RAWALPINDI, Feb 17: The provincial health department will start the professional audit of doctors at public hospitals from next month, the Punjab health minister, Prof Dr Mahmood Ahmad Chaudhry, said here on Sunday.
Under the professional audit, the doctors would be asked to report the number of patients they attended to at the hospital and during their private practice, the number of procedures they performed, number of lectures they delivered, how many demonstrations they performed and the administrative and research work done by them.
The health department, he further disclosed, had also decided to regularize the private clinics and hospitals throughout the province.
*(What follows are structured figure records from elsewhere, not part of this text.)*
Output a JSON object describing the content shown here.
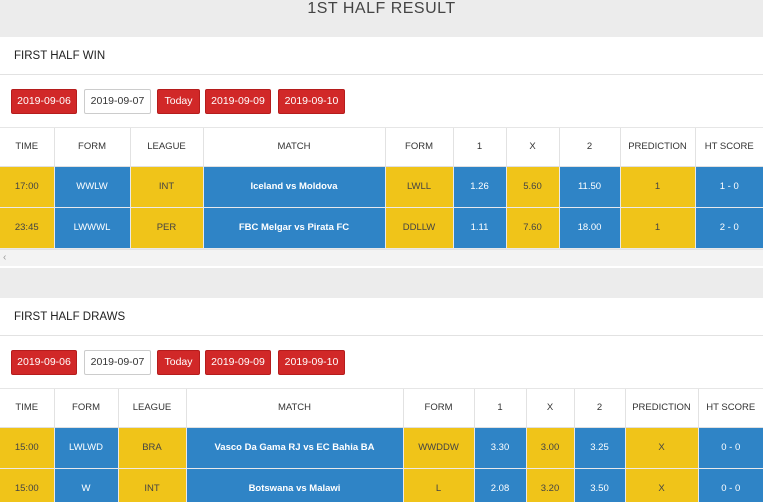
{
  "page_title": "1ST HALF RESULT",
  "colors": {
    "yellow": "#f0c419",
    "blue": "#2f84c6",
    "red": "#d12828"
  },
  "dates": [
    "2019-09-06",
    "2019-09-07",
    "Today",
    "2019-09-09",
    "2019-09-10"
  ],
  "selected_date": "2019-09-07",
  "scroll_left_icon": "chevron-left-icon",
  "headers": [
    "TIME",
    "FORM",
    "LEAGUE",
    "MATCH",
    "FORM",
    "1",
    "X",
    "2",
    "PREDICTION",
    "HT SCORE"
  ],
  "section_win": {
    "title": "FIRST HALF WIN",
    "rows": [
      {
        "time": "17:00",
        "form1": "WWLW",
        "league": "INT",
        "match": "Iceland vs Moldova",
        "form2": "LWLL",
        "o1": "1.26",
        "ox": "5.60",
        "o2": "11.50",
        "prediction": "1",
        "ht": "1 - 0"
      },
      {
        "time": "23:45",
        "form1": "LWWWL",
        "league": "PER",
        "match": "FBC Melgar vs Pirata FC",
        "form2": "DDLLW",
        "o1": "1.11",
        "ox": "7.60",
        "o2": "18.00",
        "prediction": "1",
        "ht": "2 - 0"
      }
    ]
  },
  "section_draws": {
    "title": "FIRST HALF DRAWS",
    "rows": [
      {
        "time": "15:00",
        "form1": "LWLWD",
        "league": "BRA",
        "match": "Vasco Da Gama RJ vs EC Bahia BA",
        "form2": "WWDDW",
        "o1": "3.30",
        "ox": "3.00",
        "o2": "3.25",
        "prediction": "X",
        "ht": "0 - 0"
      },
      {
        "time": "15:00",
        "form1": "W",
        "league": "INT",
        "match": "Botswana vs Malawi",
        "form2": "L",
        "o1": "2.08",
        "ox": "3.20",
        "o2": "3.50",
        "prediction": "X",
        "ht": "0 - 0"
      }
    ]
  }
}
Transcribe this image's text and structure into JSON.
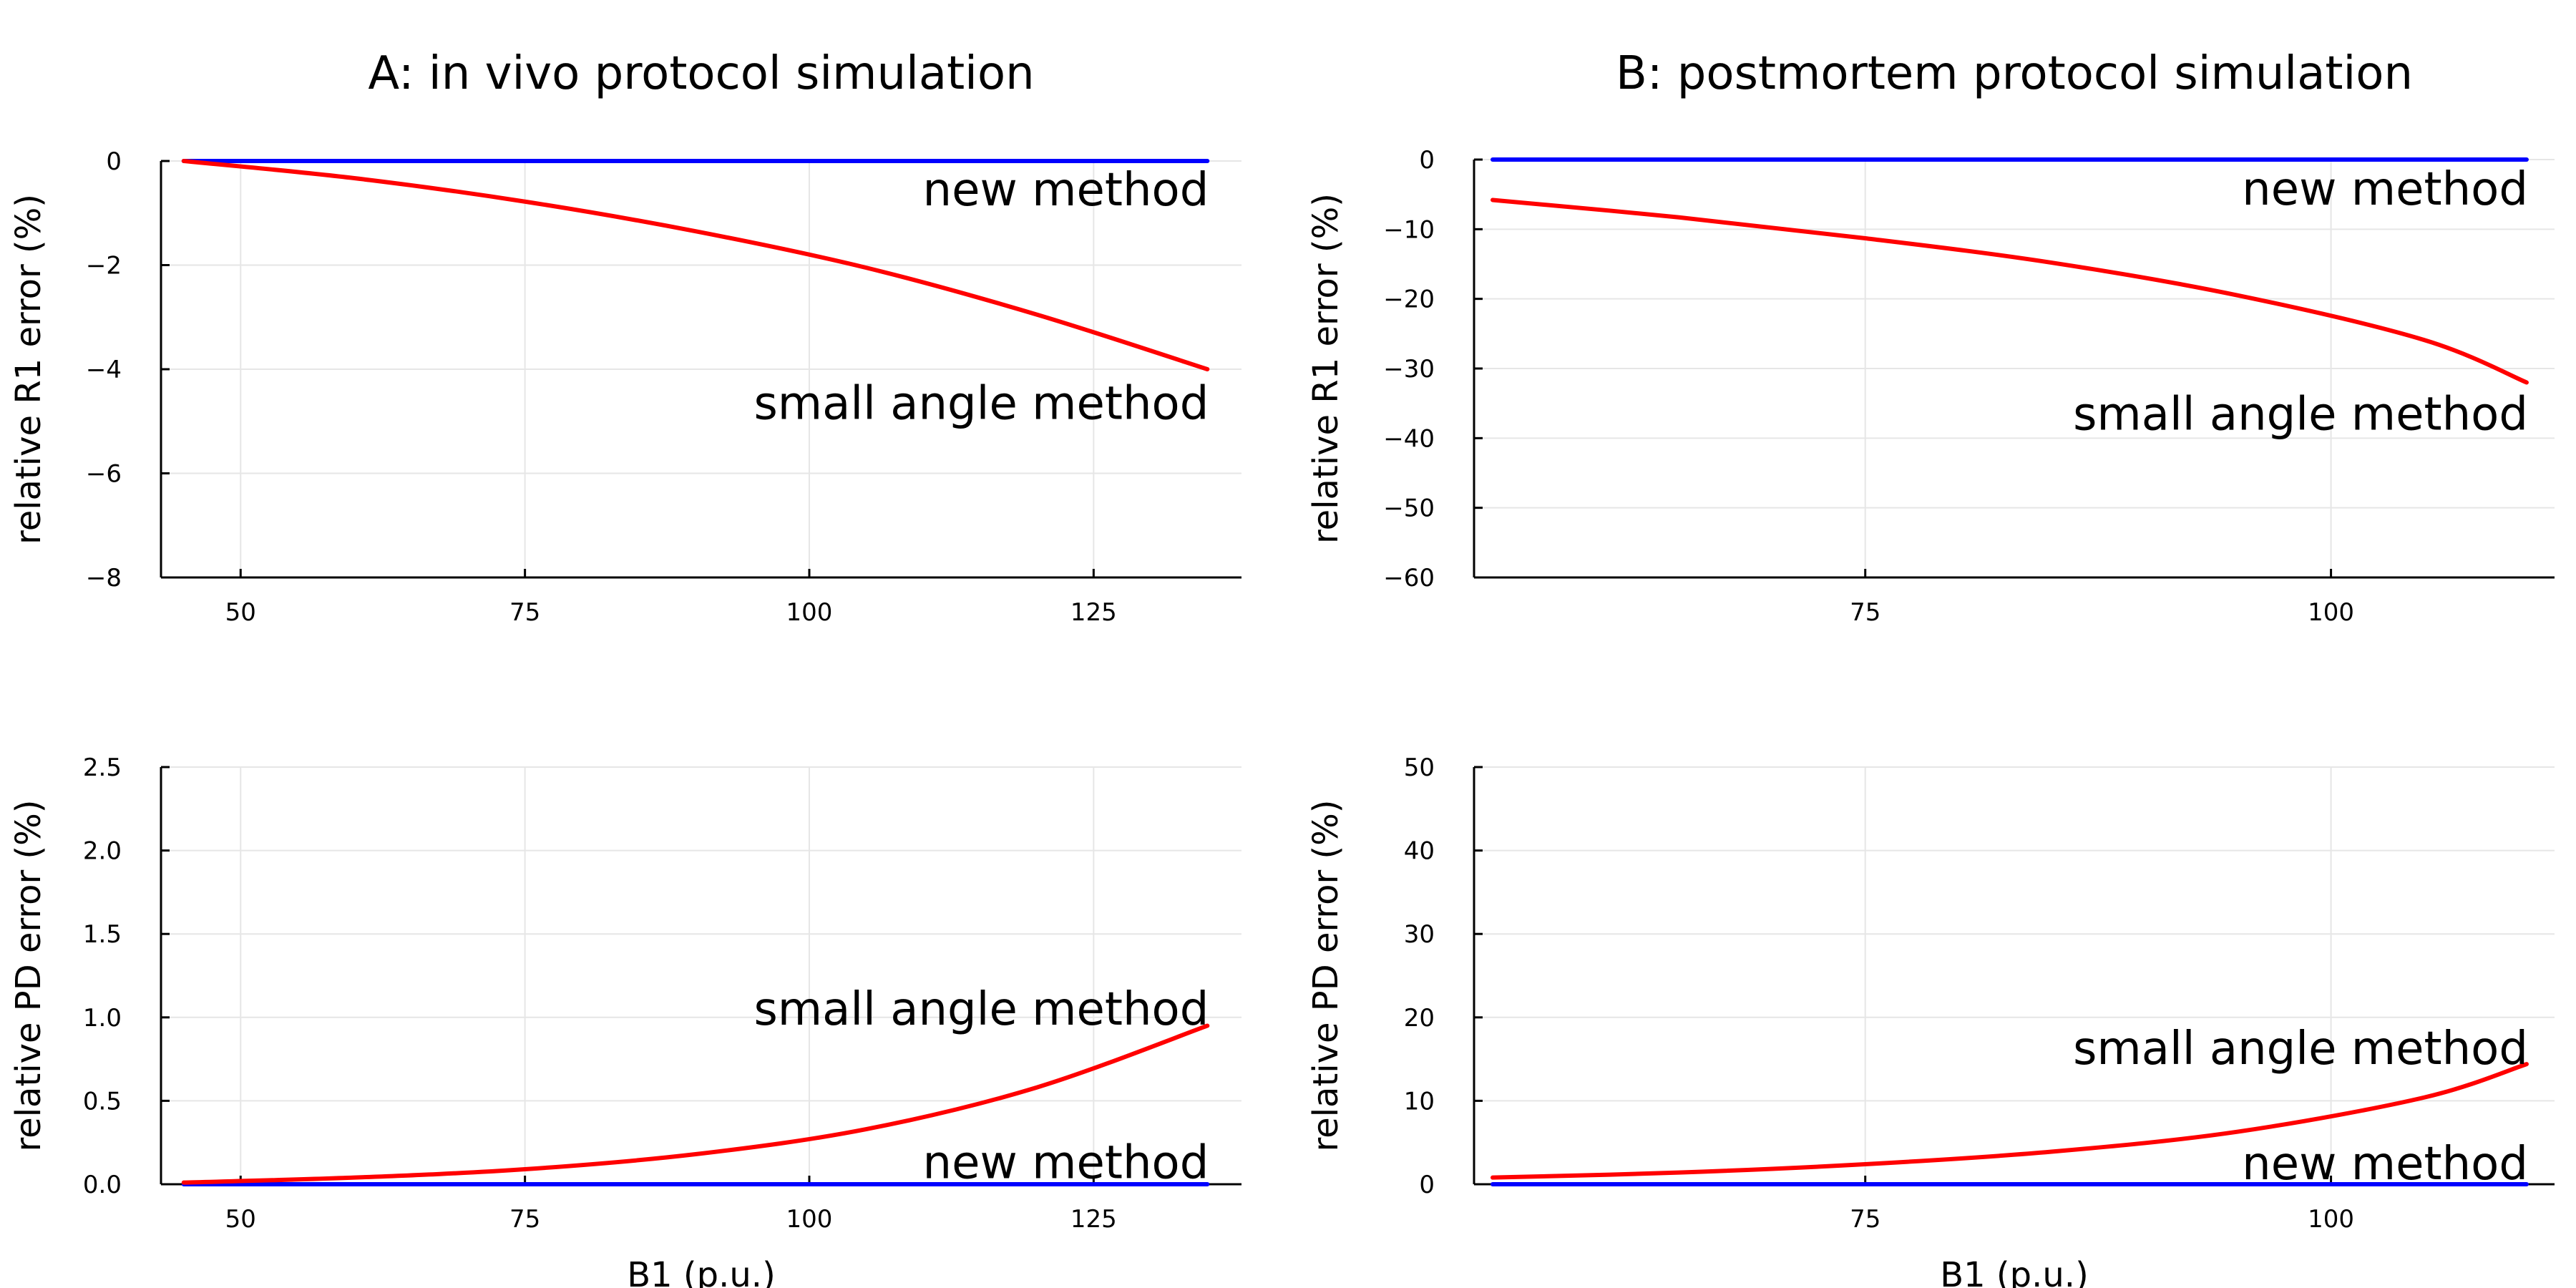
{
  "chart_data": [
    {
      "type": "line",
      "title": "A: in vivo protocol simulation",
      "xlabel": "",
      "ylabel": "relative R1 error (%)",
      "xlim": [
        43,
        138
      ],
      "ylim": [
        -8,
        0
      ],
      "xticks": [
        50,
        75,
        100,
        125
      ],
      "yticks": [
        -8,
        -6,
        -4,
        -2,
        0
      ],
      "xtick_labels": [
        "50",
        "75",
        "100",
        "125"
      ],
      "ytick_labels": [
        "−8",
        "−6",
        "−4",
        "−2",
        "0"
      ],
      "grid": true,
      "series": [
        {
          "color": "#0000ff",
          "x": [
            45,
            60,
            75,
            90,
            105,
            120,
            135
          ],
          "y": [
            0,
            0,
            0,
            0,
            0,
            0,
            0
          ]
        },
        {
          "color": "#ff0000",
          "x": [
            45,
            60,
            75,
            90,
            105,
            120,
            135
          ],
          "y": [
            0,
            -0.33,
            -0.78,
            -1.35,
            -2.05,
            -2.95,
            -4.0
          ]
        }
      ],
      "annotations": [
        {
          "text": "new method",
          "x": 135,
          "y": -0.55
        },
        {
          "text": "small angle method",
          "x": 135,
          "y": -4.65
        }
      ]
    },
    {
      "type": "line",
      "title": "B: postmortem protocol simulation",
      "xlabel": "",
      "ylabel": "relative R1 error (%)",
      "xlim": [
        54,
        112
      ],
      "ylim": [
        -60,
        0
      ],
      "xticks": [
        75,
        100
      ],
      "yticks": [
        -60,
        -50,
        -40,
        -30,
        -20,
        -10,
        0
      ],
      "xtick_labels": [
        "75",
        "100"
      ],
      "ytick_labels": [
        "−60",
        "−50",
        "−40",
        "−30",
        "−20",
        "−10",
        "0"
      ],
      "grid": true,
      "series": [
        {
          "color": "#0000ff",
          "x": [
            55,
            65,
            75,
            85,
            95,
            105,
            110.5
          ],
          "y": [
            0,
            0,
            0,
            0,
            0,
            0,
            0
          ]
        },
        {
          "color": "#ff0000",
          "x": [
            55,
            65,
            75,
            85,
            95,
            105,
            110.5
          ],
          "y": [
            -5.8,
            -8.3,
            -11.3,
            -14.8,
            -19.5,
            -25.9,
            -32.0
          ]
        }
      ],
      "annotations": [
        {
          "text": "new method",
          "x": 110.5,
          "y": -4.2
        },
        {
          "text": "small angle method",
          "x": 110.5,
          "y": -36.5
        }
      ]
    },
    {
      "type": "line",
      "title": "",
      "xlabel": "B1 (p.u.)",
      "ylabel": "relative PD error (%)",
      "xlim": [
        43,
        138
      ],
      "ylim": [
        0,
        2.5
      ],
      "xticks": [
        50,
        75,
        100,
        125
      ],
      "yticks": [
        0,
        0.5,
        1.0,
        1.5,
        2.0,
        2.5
      ],
      "xtick_labels": [
        "50",
        "75",
        "100",
        "125"
      ],
      "ytick_labels": [
        "0.0",
        "0.5",
        "1.0",
        "1.5",
        "2.0",
        "2.5"
      ],
      "grid": true,
      "series": [
        {
          "color": "#0000ff",
          "x": [
            45,
            60,
            75,
            90,
            105,
            120,
            135
          ],
          "y": [
            0,
            0,
            0,
            0,
            0,
            0,
            0
          ]
        },
        {
          "color": "#ff0000",
          "x": [
            45,
            60,
            75,
            90,
            105,
            120,
            135
          ],
          "y": [
            0.01,
            0.04,
            0.09,
            0.18,
            0.33,
            0.58,
            0.95
          ]
        }
      ],
      "annotations": [
        {
          "text": "small angle method",
          "x": 135,
          "y": 1.05
        },
        {
          "text": "new method",
          "x": 135,
          "y": 0.13
        }
      ]
    },
    {
      "type": "line",
      "title": "",
      "xlabel": "B1 (p.u.)",
      "ylabel": "relative PD error (%)",
      "xlim": [
        54,
        112
      ],
      "ylim": [
        0,
        50
      ],
      "xticks": [
        75,
        100
      ],
      "yticks": [
        0,
        10,
        20,
        30,
        40,
        50
      ],
      "xtick_labels": [
        "75",
        "100"
      ],
      "ytick_labels": [
        "0",
        "10",
        "20",
        "30",
        "40",
        "50"
      ],
      "grid": true,
      "series": [
        {
          "color": "#0000ff",
          "x": [
            55,
            65,
            75,
            85,
            95,
            105,
            110.5
          ],
          "y": [
            0,
            0,
            0,
            0,
            0,
            0,
            0
          ]
        },
        {
          "color": "#ff0000",
          "x": [
            55,
            65,
            75,
            85,
            95,
            105,
            110.5
          ],
          "y": [
            0.8,
            1.4,
            2.4,
            3.9,
            6.3,
            10.4,
            14.4
          ]
        }
      ],
      "annotations": [
        {
          "text": "small angle method",
          "x": 110.5,
          "y": 16.3
        },
        {
          "text": "new method",
          "x": 110.5,
          "y": 2.5
        }
      ]
    }
  ]
}
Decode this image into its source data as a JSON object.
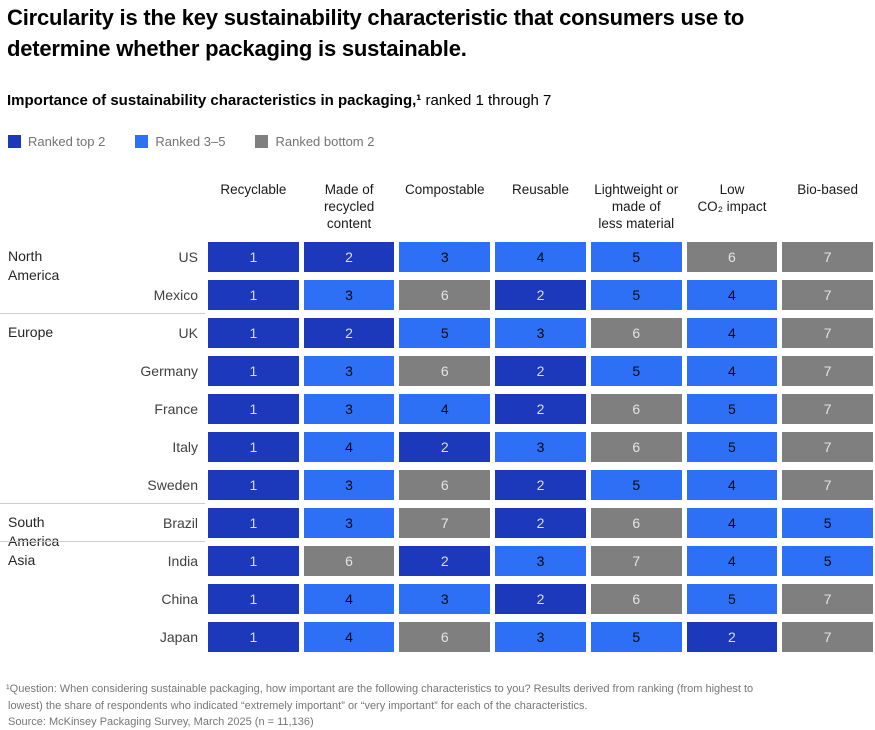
{
  "page": {
    "title": "Circularity is the key sustainability characteristic that consumers use to determine whether packaging is sustainable.",
    "subtitle_bold": "Importance of sustainability characteristics in packaging,¹",
    "subtitle_rest": " ranked 1 through 7"
  },
  "legend": {
    "items": [
      {
        "name": "ranked-top-2",
        "label": "Ranked top 2",
        "color": "#1C39BB"
      },
      {
        "name": "ranked-3-5",
        "label": "Ranked 3–5",
        "color": "#2D70F5"
      },
      {
        "name": "ranked-bottom-2",
        "label": "Ranked bottom 2",
        "color": "#7F7F7F"
      }
    ]
  },
  "colors": {
    "rank_top2": "#1C39BB",
    "rank_mid": "#2D70F5",
    "rank_bottom2": "#7F7F7F",
    "text_on_dark": "#D7DBEA",
    "text_on_mid": "#0A0A0A",
    "text_on_gray": "#E3E3E3",
    "divider": "#CCCCCC"
  },
  "chart_data": {
    "type": "heatmap",
    "title": "Importance of sustainability characteristics in packaging, ranked 1 through 7",
    "columns": [
      "Recyclable",
      "Made of recycled content",
      "Compostable",
      "Reusable",
      "Lightweight or made of less material",
      "Low CO₂ impact",
      "Bio-based"
    ],
    "column_lines": [
      [
        "Recyclable"
      ],
      [
        "Made of",
        "recycled",
        "content"
      ],
      [
        "Compostable"
      ],
      [
        "Reusable"
      ],
      [
        "Lightweight or",
        "made of",
        "less material"
      ],
      [
        "Low",
        "CO₂ impact"
      ],
      [
        "Bio-based"
      ]
    ],
    "rank_bands": [
      {
        "label": "Ranked top 2",
        "ranks": [
          1,
          2
        ],
        "class": "dark"
      },
      {
        "label": "Ranked 3–5",
        "ranks": [
          3,
          4,
          5
        ],
        "class": "mid"
      },
      {
        "label": "Ranked bottom 2",
        "ranks": [
          6,
          7
        ],
        "class": "gray"
      }
    ],
    "groups": [
      {
        "region": "North America",
        "rows": [
          {
            "country": "US",
            "values": [
              1,
              2,
              3,
              4,
              5,
              6,
              7
            ]
          },
          {
            "country": "Mexico",
            "values": [
              1,
              3,
              6,
              2,
              5,
              4,
              7
            ]
          }
        ]
      },
      {
        "region": "Europe",
        "rows": [
          {
            "country": "UK",
            "values": [
              1,
              2,
              5,
              3,
              6,
              4,
              7
            ]
          },
          {
            "country": "Germany",
            "values": [
              1,
              3,
              6,
              2,
              5,
              4,
              7
            ]
          },
          {
            "country": "France",
            "values": [
              1,
              3,
              4,
              2,
              6,
              5,
              7
            ]
          },
          {
            "country": "Italy",
            "values": [
              1,
              4,
              2,
              3,
              6,
              5,
              7
            ]
          },
          {
            "country": "Sweden",
            "values": [
              1,
              3,
              6,
              2,
              5,
              4,
              7
            ]
          }
        ]
      },
      {
        "region": "South America",
        "rows": [
          {
            "country": "Brazil",
            "values": [
              1,
              3,
              7,
              2,
              6,
              4,
              5
            ]
          }
        ]
      },
      {
        "region": "Asia",
        "rows": [
          {
            "country": "India",
            "values": [
              1,
              6,
              2,
              3,
              7,
              4,
              5
            ]
          },
          {
            "country": "China",
            "values": [
              1,
              4,
              3,
              2,
              6,
              5,
              7
            ]
          },
          {
            "country": "Japan",
            "values": [
              1,
              4,
              6,
              3,
              5,
              2,
              7
            ]
          }
        ]
      }
    ]
  },
  "footnote": {
    "lines": [
      "¹Question: When considering sustainable packaging, how important are the following characteristics to you? Results derived from ranking (from highest to",
      "lowest) the share of respondents who indicated “extremely important” or “very important” for each of the characteristics.",
      "Source: McKinsey Packaging Survey, March 2025 (n = 11,136)"
    ]
  }
}
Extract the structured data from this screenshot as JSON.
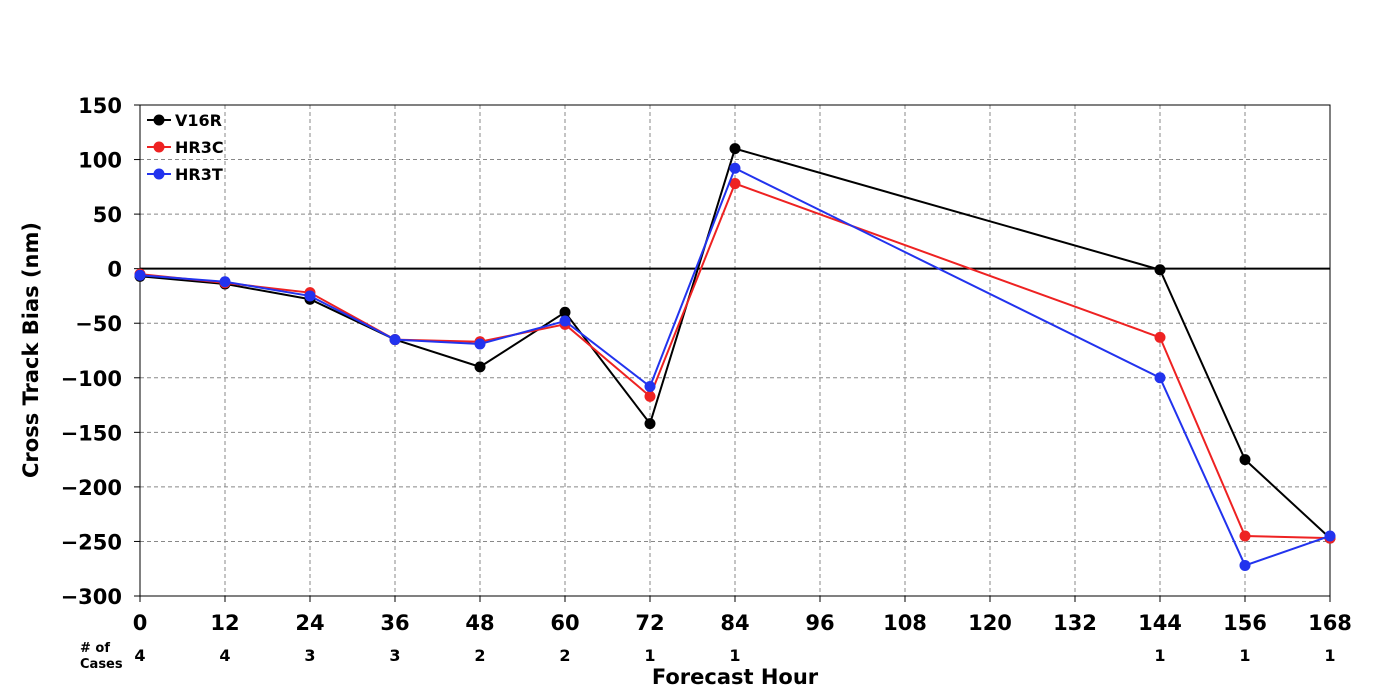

These medical centres, he said, would be monitored through committees to see whether they conformed to the required standards or not.
“The government has decided to give various incentives to the private practitioners, but, at the same time we would also keep an eye on them that they do not falter,” he said.
Talking to journalists, he said the doctors at the public hospitals were involved in the pilferage of working hours for which they were suitably paid by the government.
No one, he asserted, could be allowed to cash government resources for personal benefits.
Absence of a system for accountability of “merchant doctors” had given rise to exploitation of the poor patients. Because of the unprofessional attitude of these people, he said, the heavily invested hospitals were being under-utilized and a misconception was perpetuated among the patients that the hospitals did not have proper equipment and other required resources.
The conditions at the mega-hospitals, the minister said, had over the years deteriorated despite advances in the medical field and investment by the government.
To a question, Dr Chaudhry said the number of doctors engaged in unethical activities was very less. But, these people through their conduct obstructed others willing to work, he added.
We have not assessed the exact loss being caused to the hospitals because of the unethical practices of doctors, however, the only gauge before the department is the suffering humanity that is not only unable to get treatment at the public hospitals, but is also humiliated, he said.
HE SAID: “I wish to make it clear to the health workers that all hospitals are property of the patients and these people deserve proper attention.”
He stressed that the initiation of professional audit should not be misconstrued as a move based on vengeance, because besides punishing the defaulters all those doctors performing well would also be rewarded.
Talking about the objectives before the health department while initiating the massive health reforms programme, he said: “We focussed on improving quality of healthcare for the poor; raising medical education standards; safeguarding the infra- structure and working of the hospitals, updating the existing equipment; retaining the loyalty of the doctors to the hospitals; ending exploitation of poor patients through unnecessary procedures and documentation of the medical practice.
The health minister said the doctors should be very clear that only procedural practice had been banned and that they were free to do consultative practice.
“Our approach has been far more lenient than that of the NWFP government that has imposed a blanket ban on private practice,” he added.
Replying to a question about the continuity of reforms after the present government leaves office after the general elections, he said: “We have sensitized the masses and hopefully the public pressure will not allow anyone to revoke them.
“There might be few amendments in due course of time, but I do not think they would be ever scrapped altogether,” he added.